The reality with virtual networking is that the intelligence is moving off of those often-costly peripheral endpoints and moving into the software layer. Here they are easier to manage, cost less, do not need to be replaced as regularly and give you the intelligence you need to start making some hard and smart decisions about your network usage and loads.

While this is a trend that is still in its infancy, it is one that is going to fly, especially as it is supported by, and is a natural extension of, the software-defined datacentre.

 

Location based services

This could perhaps be better called smart networking. The notion of location-based services (LBS) sends consumers running for the hills to hide in a log cabin away from the Big Brother stalking them. Smart consumers however see its power – to provide them with exactly what they want and need as and when they need it and on whatever device they are connected to.

The big winner in LBS is the data it gives you from which to better make customer-centric decisions. A very popular area of use is in retail environments to drive promotions, based on information derived from analytics, as well as to help determine customer buying patterns etc. A sibling technology of this is beacon technology that alerts you to the arrival of customers into an environment and can even push transactions through based on virtual machine handshakes.

 

Smarter software driven security

And you thought we weren’t going to get around to security? Well here she is and she’s even more demanding than before. All of the components of the digital economy and the digital future are futile unless this little checkbox is ticked off.

The good news is that security is rising above the firewalls and endpoint intrusion detection of old. With all the billions invested in security R&D each year we are starting to see some real innovation in microsegmentation at the virtual layer, agentless security, live and real time malware and intrusion protection, as well as a shift from device driven solutions to software driven architectures.

 

Pervasive mobility

Mobility continues to explode, shifting from just the phone and tablet, through to myriad connected and handheld devices, all of which are smart devices that feed much sought-after data into the data centre. Using these devices to run smart enterprises, especially in logistics is not new, but mobility is becoming more and more pervasive.

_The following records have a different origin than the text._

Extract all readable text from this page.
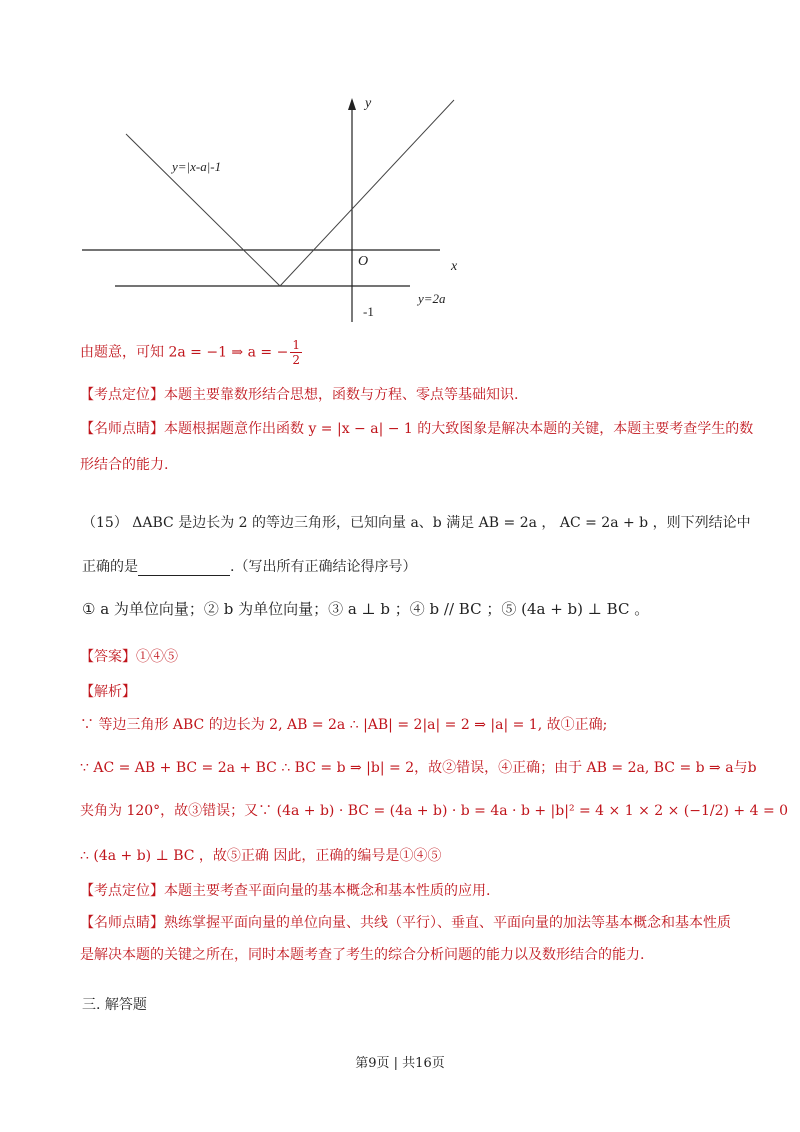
y
x
O
y=|x-a|-1
y=2a
-1
由题意，可知 2a = −1 ⇒ a = − $\frac{1}{2}$
【考点定位】本题主要靠数形结合思想，函数与方程、零点等基础知识.
【名师点睛】本题根据题意作出函数 y = |x − a| − 1 的大致图象是解决本题的关键，本题主要考查学生的数
形结合的能力.
（15） ΔABC 是边长为 2 的等边三角形，已知向量 a、b 满足 AB = 2a ， AC = 2a + b ，则下列结论中
正确的是	.（写出所有正确结论得序号）
① a 为单位向量；② b 为单位向量；③ a ⊥ b ；④ b // BC ；⑤ (4a + b) ⊥ BC 。
【答案】①④⑤
【解析】
∵ 等边三角形 ABC 的边长为 2, AB = 2a ∴ |AB| = 2|a| = 2 ⇒ |a| = 1, 故①正确;
∵ AC = AB + BC = 2a + BC ∴ BC = b ⇒ |b| = 2，故②错误，④正确；由于 AB = 2a, BC = b ⇒ a与b
夹角为 120°，故③错误；又∵ (4a + b) · BC = (4a + b) · b = 4a · b + |b|² = 4 × 1 × 2 × (−1/2) + 4 = 0
∴ (4a + b) ⊥ BC ，故⑤正确 因此，正确的编号是①④⑤
【考点定位】本题主要考查平面向量的基本概念和基本性质的应用.
【名师点睛】熟练掌握平面向量的单位向量、共线（平行）、垂直、平面向量的加法等基本概念和基本性质
是解决本题的关键之所在，同时本题考查了考生的综合分析问题的能力以及数形结合的能力.
三. 解答题
第9页 | 共16页
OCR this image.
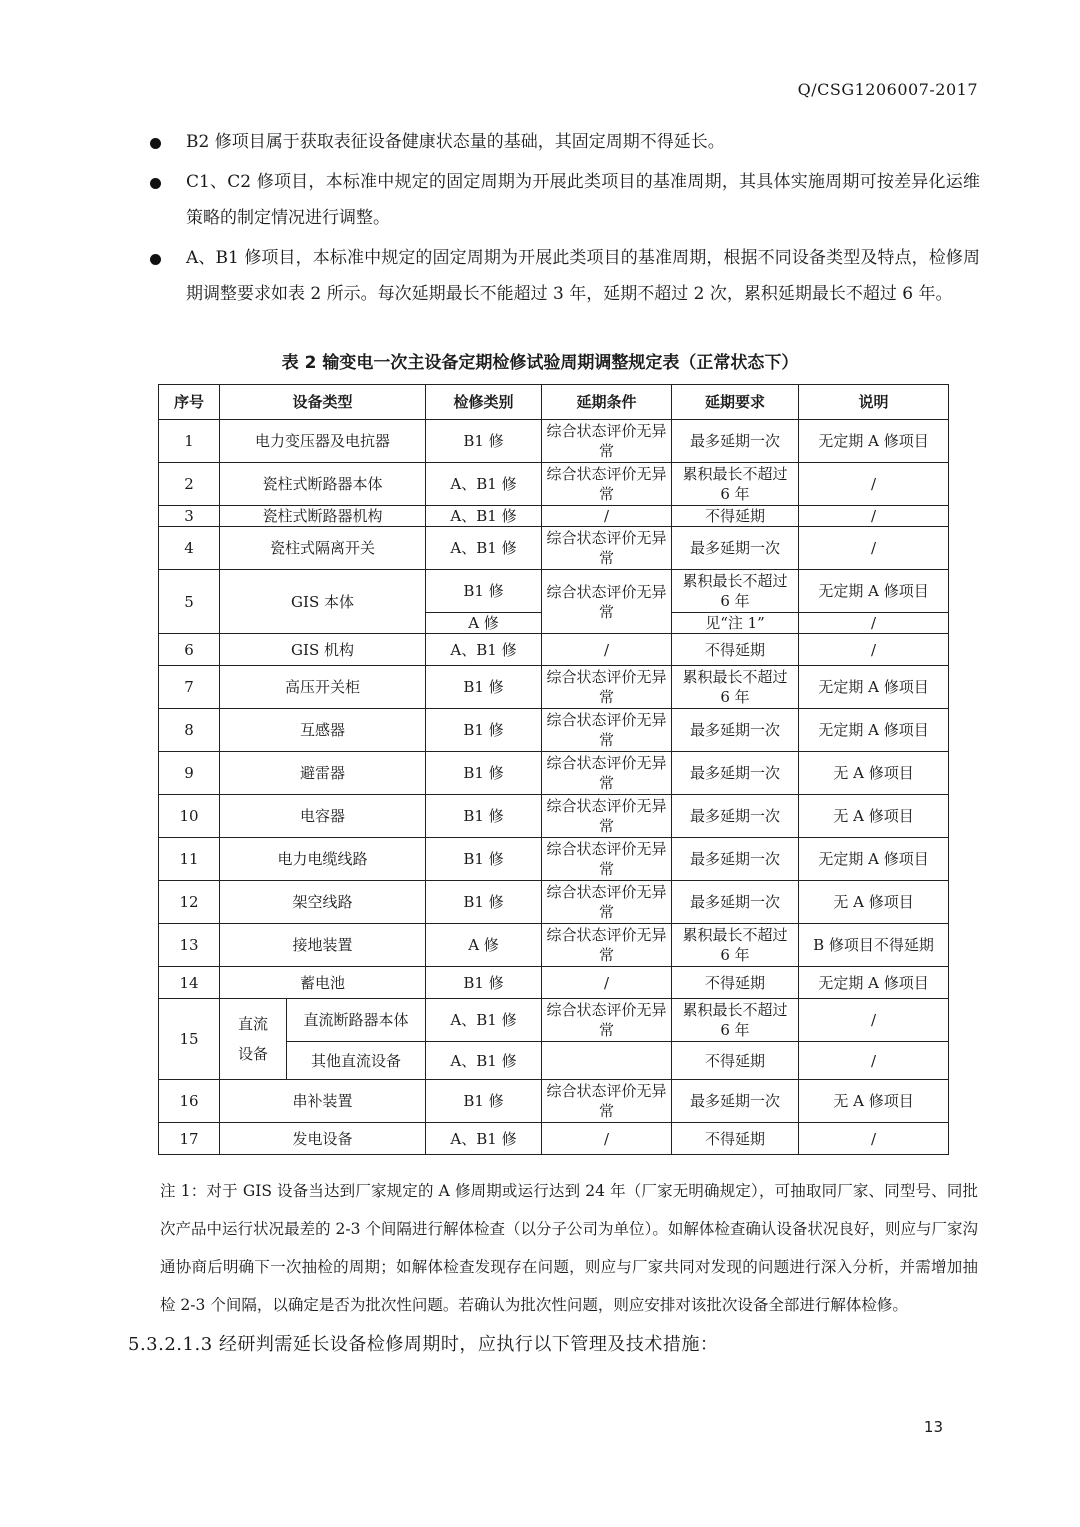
Q/CSG1206007-2017
B2 修项目属于获取表征设备健康状态量的基础，其固定周期不得延长。
C1、C2 修项目，本标准中规定的固定周期为开展此类项目的基准周期，其具体实施周期可按差异化运维策略的制定情况进行调整。
A、B1 修项目，本标准中规定的固定周期为开展此类项目的基准周期，根据不同设备类型及特点，检修周期调整要求如表 2 所示。每次延期最长不能超过 3 年，延期不超过 2 次，累积延期最长不超过 6 年。
表 2 输变电一次主设备定期检修试验周期调整规定表（正常状态下）
序号	设备类型		检修类别	延期条件	延期要求	说明
1	电力变压器及电抗器		B1 修	综合状态评价无异常	最多延期一次	无定期 A 修项目
2	瓷柱式断路器本体		A、B1 修	综合状态评价无异常	累积最长不超过 6 年	/
3	瓷柱式断路器机构		A、B1 修	/	不得延期	/
4	瓷柱式隔离开关		A、B1 修	综合状态评价无异常	最多延期一次	/
5	GIS 本体		B1 修	综合状态评价无异常	累积最长不超过 6 年	无定期 A 修项目
			A 修		见“注 1”	/
6	GIS 机构		A、B1 修	/	不得延期	/
7	高压开关柜		B1 修	综合状态评价无异常	累积最长不超过 6 年	无定期 A 修项目
8	互感器		B1 修	综合状态评价无异常	最多延期一次	无定期 A 修项目
9	避雷器		B1 修	综合状态评价无异常	最多延期一次	无 A 修项目
10	电容器		B1 修	综合状态评价无异常	最多延期一次	无 A 修项目
11	电力电缆线路		B1 修	综合状态评价无异常	最多延期一次	无定期 A 修项目
12	架空线路		B1 修	综合状态评价无异常	最多延期一次	无 A 修项目
13	接地装置		A 修	综合状态评价无异常	累积最长不超过 6 年	B 修项目不得延期
14	蓄电池		B1 修	/	不得延期	无定期 A 修项目
15	直流设备	直流断路器本体	A、B1 修	综合状态评价无异常	累积最长不超过 6 年	/
		其他直流设备	A、B1 修		不得延期	/
16	串补装置		B1 修	综合状态评价无异常	最多延期一次	无 A 修项目
17	发电设备		A、B1 修	/	不得延期	/
注 1：对于 GIS 设备当达到厂家规定的 A 修周期或运行达到 24 年（厂家无明确规定），可抽取同厂家、同型号、同批次产品中运行状况最差的 2-3 个间隔进行解体检查（以分子公司为单位）。如解体检查确认设备状况良好，则应与厂家沟通协商后明确下一次抽检的周期；如解体检查发现存在问题，则应与厂家共同对发现的问题进行深入分析，并需增加抽检 2-3 个间隔，以确定是否为批次性问题。若确认为批次性问题，则应安排对该批次设备全部进行解体检修。
5.3.2.1.3 经研判需延长设备检修周期时，应执行以下管理及技术措施：
13
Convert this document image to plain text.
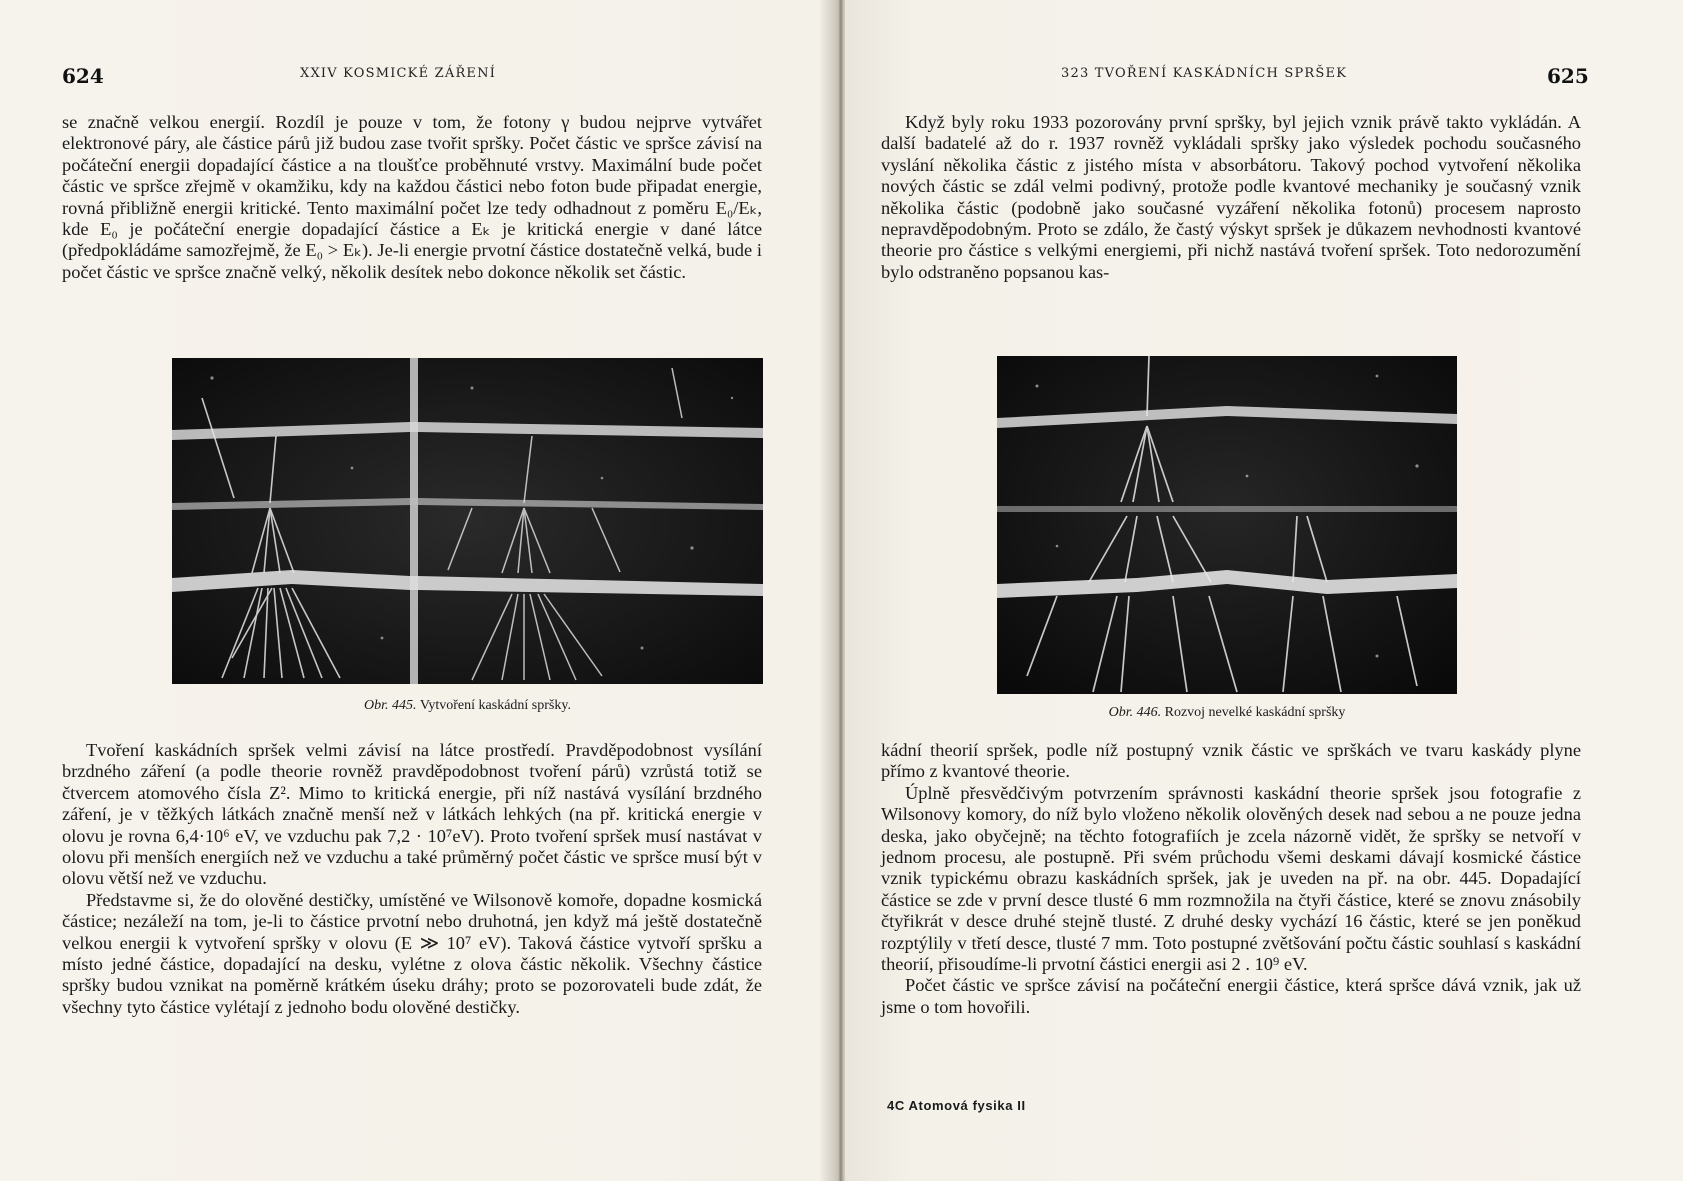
624	XXIV KOSMICKÉ ZÁŘENÍ

se značně velkou energií. Rozdíl je pouze v tom, že fotony γ budou nejprve vytvářet elektronové páry, ale částice párů již budou zase tvořit spršky. Počet částic ve spršce závisí na počáteční energii dopadající částice a na tloušťce proběhnuté vrstvy. Maximální bude počet částic ve spršce zřejmě v okamžiku, kdy na každou částici nebo foton bude připadat energie, rovná přibližně energii kritické. Tento maximální počet lze tedy odhadnout z poměru E₀/Eₖ, kde E₀ je počáteční energie dopadající částice a Eₖ je kritická energie v dané látce (předpokládáme samozřejmě, že E₀ > Eₖ). Je-li energie prvotní částice dostatečně velká, bude i počet částic ve spršce značně velký, několik desítek nebo dokonce několik set částic.

Obr. 445. Vytvoření kaskádní spršky.

Tvoření kaskádních spršek velmi závisí na látce prostředí. Pravděpodobnost vysílání brzdného záření (a podle theorie rovněž pravděpodobnost tvoření párů) vzrůstá totiž se čtvercem atomového čísla Z². Mimo to kritická energie, při níž nastává vysílání brzdného záření, je v těžkých látkách značně menší než v látkách lehkých (na př. kritická energie v olovu je rovna 6,4·10⁶ eV, ve vzduchu pak 7,2 · 10⁷eV). Proto tvoření spršek musí nastávat v olovu při menších energiích než ve vzduchu a také průměrný počet částic ve spršce musí být v olovu větší než ve vzduchu.

Představme si, že do olověné destičky, umístěné ve Wilsonově komoře, dopadne kosmická částice; nezáleží na tom, je-li to částice prvotní nebo druhotná, jen když má ještě dostatečně velkou energii k vytvoření spršky v olovu (E ≫ 10⁷ eV). Taková částice vytvoří spršku a místo jedné částice, dopadající na desku, vylétne z olova částic několik. Všechny částice spršky budou vznikat na poměrně krátkém úseku dráhy; proto se pozorovateli bude zdát, že všechny tyto částice vylétají z jednoho bodu olověné destičky.

323 TVOŘENÍ KASKÁDNÍCH SPRŠEK	625

Když byly roku 1933 pozorovány první spršky, byl jejich vznik právě takto vykládán. A další badatelé až do r. 1937 rovněž vykládali spršky jako výsledek pochodu současného vyslání několika částic z jistého místa v absorbátoru. Takový pochod vytvoření několika nových částic se zdál velmi podivný, protože podle kvantové mechaniky je současný vznik několika částic (podobně jako současné vyzáření několika fotonů) procesem naprosto nepravděpodobným. Proto se zdálo, že častý výskyt spršek je důkazem nevhodnosti kvantové theorie pro částice s velkými energiemi, při nichž nastává tvoření spršek. Toto nedorozumění bylo odstraněno popsanou kas-

Obr. 446. Rozvoj nevelké kaskádní spršky

kádní theorií spršek, podle níž postupný vznik částic ve sprškách ve tvaru kaskády plyne přímo z kvantové theorie.

Úplně přesvědčivým potvrzením správnosti kaskádní theorie spršek jsou fotografie z Wilsonovy komory, do níž bylo vloženo několik olověných desek nad sebou a ne pouze jedna deska, jako obyčejně; na těchto fotografiích je zcela názorně vidět, že spršky se netvoří v jednom procesu, ale postupně. Při svém průchodu všemi deskami dávají kosmické částice vznik typickému obrazu kaskádních spršek, jak je uveden na př. na obr. 445. Dopadající částice se zde v první desce tlusté 6 mm rozmnožila na čtyři částice, které se znovu znásobily čtyřikrát v desce druhé stejně tlusté. Z druhé desky vychází 16 částic, které se jen poněkud rozptýlily v třetí desce, tlusté 7 mm. Toto postupné zvětšování počtu částic souhlasí s kaskádní theorií, přisoudíme-li prvotní částici energii asi 2 . 10⁹ eV.

Počet částic ve spršce závisí na počáteční energii částice, která spršce dává vznik, jak už jsme o tom hovořili.

4C Atomová fysika II
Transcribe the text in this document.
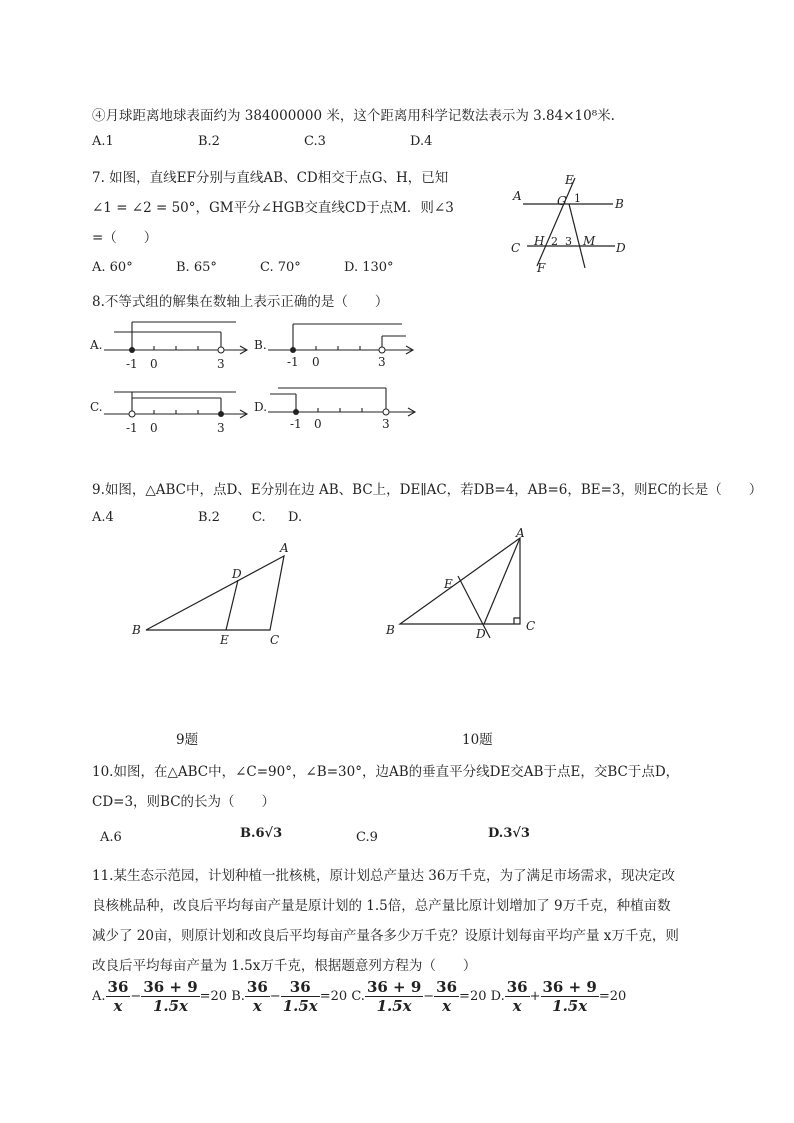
④月球距离地球表面约为 384000000 米，这个距离用科学记数法表示为 3.84×10⁸米.
A.1	B.2	C.3	D.4
7. 如图，直线EF分别与直线AB、CD相交于点G、H，已知
∠1 = ∠2 = 50°，GM平分∠HGB交直线CD于点M．则∠3
=（　　）
A. 60°	B. 65°	C. 70°	D. 130°
A
B
C	D
E
F
G
H	M
1
2 3
8.不等式组的解集在数轴上表示正确的是（　　）
A.	B.
C.	D.
-1 0	3	-1 0	3
-1 0	3	-1 0	3
9.如图，△ABC中，点D、E分别在边 AB、BC上，DE∥AC，若DB=4，AB=6，BE=3，则EC的长是（　　）
A.4	B.2 C. D.
A
B
C
D
E
A
B	C
D
E
9题	10题
10.如图，在△ABC中，∠C=90°，∠B=30°，边AB的垂直平分线DE交AB于点E，交BC于点D，
CD=3，则BC的长为（　　）
A.6	B.6√3	C.9	D.3√3
11.某生态示范园，计划种植一批核桃，原计划总产量达 36万千克，为了满足市场需求，现决定改
良核桃品种，改良后平均每亩产量是原计划的 1.5倍，总产量比原计划增加了 9万千克，种植亩数
减少了 20亩，则原计划和改良后平均每亩产量各多少万千克？设原计划每亩平均产量 x万千克，则
改良后平均每亩产量为 1.5x万千克，根据题意列方程为（　　）
A. $\frac{36}{x} - \frac{36 + 9}{1.5x} =20$ B. $\frac{36}{x} - \frac{36}{1.5x} =20$ C. $\frac{36 + 9}{1.5x} - \frac{36}{x} =20$ D. $\frac{36}{x} + \frac{36 + 9}{1.5x} =20$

Fitness trackers providing health information for reward programmes, scanners providing better security access control, devices for RFID and QR Codes to help track deliveries, monitor logistics and give insights into every layer of the business are growing in their use.

 

Collaborative communication

Ten years ago the notion of the softphone was one that the industry simply couldn’t wrap its head around. However if you look at technologies such as Skype for Business we can argue that it is as pervasive in business today as popcorn is at the movies.

The power of unified communications, video conferencing across multiple geographies and the collaboration tools combined in today’s communications solutions are only getting more powerful.

The ability to engage across multiple platforms, apply analytics to these interactions and draw conclusions based on the quality of service of each of these aspects provides customers a platform to start making real business decisions.

 

Roundup

Are there other megatrends? Without a doubt, a trend we ourselves are internalising is that of digital logistics and the digital aggregation of products and services within the distribution landscape.

One trend you will see that I have mentioned above but haven’t called out on its own is analytics – the reason I have not spoken about it as a standalone is that analytics should be a given in business today – if you aren’t doing it your competitors are.

Building the enterprise of tomorrow will make the consumer tech of the future a reality. So if you are planning to deliver coffee via drones to people stuck on a highway in traffic (we can all dream), make sure that you have enterprise systems in place that can make it happen.